A monk once asked Master Rinzai where his teaching style came from. Master Rinzai replied that when he was training under Master Obaku, he asked him three questions. Each time, Master Obaku beat him. The monk, upon hearing this, was unsure how to respond, and hesitated. Rinzai then hit him, saying: “One cannot drive a nail into empty space.”
To Western sensibilities, such stories may appear rather shocking. We tend to judge such actions reflexively as ‘cruel’. However, they stem from deep compassion. They are a means of awakening the pupil form the dream of ‘I’, in the same way people often slap a hysterical person in order to help bring them back to their senses.
All Zen training is in the body. The choiceless awareness that arises through samadhi cannot be taught through words, which, in fact, constitute a barrier that obscures it. Venerable Myokyo-ni would present us with opportunities to share this insight. She would instruct us to pinch our own arms. Ouch! In the act of pinching, there is just the sensation; although we can think about the pinch, no thought can approach the sensation. In that bare sensation, there is no ‘I’ to suffer or complain.
When sitting zazen at first, pain would invariably arise in my knees. I knew that moving wasn’t an option; part of the daily routine involves sitting zazen for a specific period of time. At first, aversion to the pain arose. How much longer do I have to put up with this? It’s unbearable! However, resistance disappeared when I gave myself wholeheartedly into the count, and choiceless awareness opened up. It was always in touch with the pain, but there was no ‘I’ to react – just a bundle of sensations, moving and changing, coming and going. Choiceless awareness allows these sensations simply to be. It was just pain; sometimes it faded altogether.
In the early stages of the training, we may be tempted to adjust our postures to relieve the pain. We often do this in life, too. Perhaps we slump, for example. Over time, such habits actually place more stress on the body, and we may even seek physiotherapy to redress the imbalance.
My long-held fear of syringes and needles in general has now disappeared. Recently, giving myself wholeheartedly to a course of acupuncture treatment, the needles produced only a set of changing sensations. Although it lasted thirty minutes, I felt no fear or resistance.
When fear has transformed into the strength and compassion of choiceless awareness, this transformation naturally benefits all. When a friend is suffering, we can sit and meet the pain together.
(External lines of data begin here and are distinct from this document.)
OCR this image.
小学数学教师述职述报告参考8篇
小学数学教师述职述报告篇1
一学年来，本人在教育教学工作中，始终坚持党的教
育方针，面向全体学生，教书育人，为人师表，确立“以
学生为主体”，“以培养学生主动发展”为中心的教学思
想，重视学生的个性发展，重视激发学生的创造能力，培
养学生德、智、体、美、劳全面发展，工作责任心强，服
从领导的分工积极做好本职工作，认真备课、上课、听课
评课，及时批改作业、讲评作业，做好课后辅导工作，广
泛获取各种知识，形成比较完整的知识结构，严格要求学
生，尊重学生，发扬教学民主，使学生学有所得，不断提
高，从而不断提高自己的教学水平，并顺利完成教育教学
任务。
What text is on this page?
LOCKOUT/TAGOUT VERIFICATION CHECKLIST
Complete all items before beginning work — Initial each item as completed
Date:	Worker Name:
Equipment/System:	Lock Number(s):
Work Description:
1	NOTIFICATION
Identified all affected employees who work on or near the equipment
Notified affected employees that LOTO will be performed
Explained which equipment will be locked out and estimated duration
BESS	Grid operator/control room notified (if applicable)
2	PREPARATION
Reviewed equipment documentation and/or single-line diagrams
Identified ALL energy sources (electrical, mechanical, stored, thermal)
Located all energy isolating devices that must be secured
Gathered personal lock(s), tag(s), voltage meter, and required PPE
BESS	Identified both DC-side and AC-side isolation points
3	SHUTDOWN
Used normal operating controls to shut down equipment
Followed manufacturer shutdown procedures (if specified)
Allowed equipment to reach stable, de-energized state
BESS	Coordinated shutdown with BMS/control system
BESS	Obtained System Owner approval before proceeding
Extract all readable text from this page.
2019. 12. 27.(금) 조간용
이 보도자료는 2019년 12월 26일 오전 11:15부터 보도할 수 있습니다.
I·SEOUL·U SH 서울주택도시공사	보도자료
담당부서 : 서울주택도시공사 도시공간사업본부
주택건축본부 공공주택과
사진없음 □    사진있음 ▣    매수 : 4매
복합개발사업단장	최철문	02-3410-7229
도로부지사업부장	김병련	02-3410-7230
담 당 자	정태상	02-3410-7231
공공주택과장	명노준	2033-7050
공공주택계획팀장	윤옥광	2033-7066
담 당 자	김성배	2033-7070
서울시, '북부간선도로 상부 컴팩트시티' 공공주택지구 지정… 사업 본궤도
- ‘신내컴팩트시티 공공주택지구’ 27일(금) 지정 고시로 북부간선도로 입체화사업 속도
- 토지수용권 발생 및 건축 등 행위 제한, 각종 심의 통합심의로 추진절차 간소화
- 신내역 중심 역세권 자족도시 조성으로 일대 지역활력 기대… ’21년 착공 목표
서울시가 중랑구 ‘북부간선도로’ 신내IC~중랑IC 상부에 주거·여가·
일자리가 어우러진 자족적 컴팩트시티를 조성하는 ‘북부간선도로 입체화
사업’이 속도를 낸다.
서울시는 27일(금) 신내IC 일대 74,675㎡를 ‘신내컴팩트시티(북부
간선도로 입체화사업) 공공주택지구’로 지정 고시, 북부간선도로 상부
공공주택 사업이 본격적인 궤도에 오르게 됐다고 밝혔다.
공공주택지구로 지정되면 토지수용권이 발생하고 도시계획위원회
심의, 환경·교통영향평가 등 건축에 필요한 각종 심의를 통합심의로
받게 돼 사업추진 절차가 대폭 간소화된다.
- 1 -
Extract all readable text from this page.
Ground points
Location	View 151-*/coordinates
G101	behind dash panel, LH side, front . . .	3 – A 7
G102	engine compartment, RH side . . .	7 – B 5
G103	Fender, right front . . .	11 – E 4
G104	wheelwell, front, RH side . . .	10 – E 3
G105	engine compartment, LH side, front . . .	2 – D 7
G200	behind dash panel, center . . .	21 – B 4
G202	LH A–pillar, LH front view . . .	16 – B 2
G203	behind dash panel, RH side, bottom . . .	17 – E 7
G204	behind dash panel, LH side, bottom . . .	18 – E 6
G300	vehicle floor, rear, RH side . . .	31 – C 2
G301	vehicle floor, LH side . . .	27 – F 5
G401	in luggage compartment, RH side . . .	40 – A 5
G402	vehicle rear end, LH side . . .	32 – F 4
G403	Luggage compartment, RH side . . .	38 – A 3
Fra Angelico’s mysterious picture The Mocking of Christ, in which Christ is tormented whilst in the presence of the Virgin and Saint Dominic, points to just such a sharing. Christ is blindfolded, symbolising an inner looking, a meeting of the pain. He is assaulted by slapping hands and a stick, while a man to his right spits at him. The Virgin and Saint Dominic sit by, calmly. Christ holds the sceptre and orb – emblems of triumph over suffering.
Pema Chödrön has said: “When we sit with discomfort without trying to fix it, when we stay present [with] the pain [and] let it soften us, these are the times we connect with bodhicitta [the aspiration to Enlightenment said to be a natural function of the human heart].”